Die Hard 4.0

Over at Roger Ebert’s, Time reviewer Richard Corliss has a sweet guest-post on the upcoming Live Free or Die Hard.

Jee-zus, has it really been almost twenty years?

I remember when the wham-bam style of films like Raw Deal, Cobra and their ilk were comforting in their predictability of character and story. The good guys were long on jaw-lines and short on dialogue. The bad guys had five-o’clock shadow and wore aviator sunglasses 24-7. The side-kick – pick your minority of spunky woman, jive-ass black guy or Mensa-IQ Asian geek – always died by the second or third reel. And how ’bout them bookends: the hero who’s shown at the beginning to struggle with something (like, say, flying a small plane) will, by the film’s climax, be forced to master that same something BUT ON A MUCH LARGER SCALE (like, say, flying a passenger jet).

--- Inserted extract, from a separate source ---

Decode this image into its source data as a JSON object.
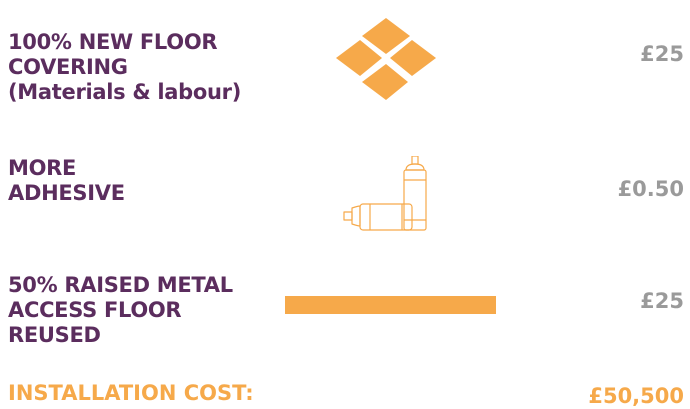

What distinguished Die Hard from its predecessors – more so than even Lethal Weapon‘s spec-ops-grade tactics, hardware and action – was the human vulnerability that drove the story, and the attention to detail (like sparing a thought for your stock villain). (This aspect has been covered endlessly and much more intelligently elsewhere so I’ll keep it brief.) In Die Hard, Bruce Willis‘ John McClane isn’t cleaning out the Nakatomi Plaza just because he’s the hero – his wife‘s in there. But even that goal isn’t clearcut: he’s in Los Angeles to save his marriage. And his relationship skills border on, shall we say, the prehistoric.

Let’s not forget the baddies – they were a revelation: trained, armed and motivated, these were no strawmen waiting for the FX supervisor to blow their squibs. Each mano-a-mano clinch McClane goes into, he’s trapped, outgunned and outnumbered: sometimes luck helps but otherwise he has absolutely nothing to lose. Sure the baddies die one by one, but they get some good kickin’ into our hero before their demise. And Alan Rickman‘s urbane, sophisticated and meticulous villain has rarely been equalled since.

Nowadays, film baddies seem to have reverted to the Commando school of baddies where although you can outnumber the hero, you’re just there die in swathes of automatic gunfire. And if you’re the villain, ‘s like all you need is to be able to laugh maniacally or grit your teeth enough to have a vein throb on your forehead.

Meanwhile, the de rigueur hero is like Jack Bauer – always ready to save the world in spite of a rocky marriage, a flighty daughter, extra-marital affairs and/or office politics.

It’s been a long time since I’ve felt as immersed in a character’s situation as McClane’s first escapade. I was there with him, goddammit. I identified. The Die Hard 4.0 reboot mayn’t take me anyplace new or even exciting – but at least I’ll always have the memories.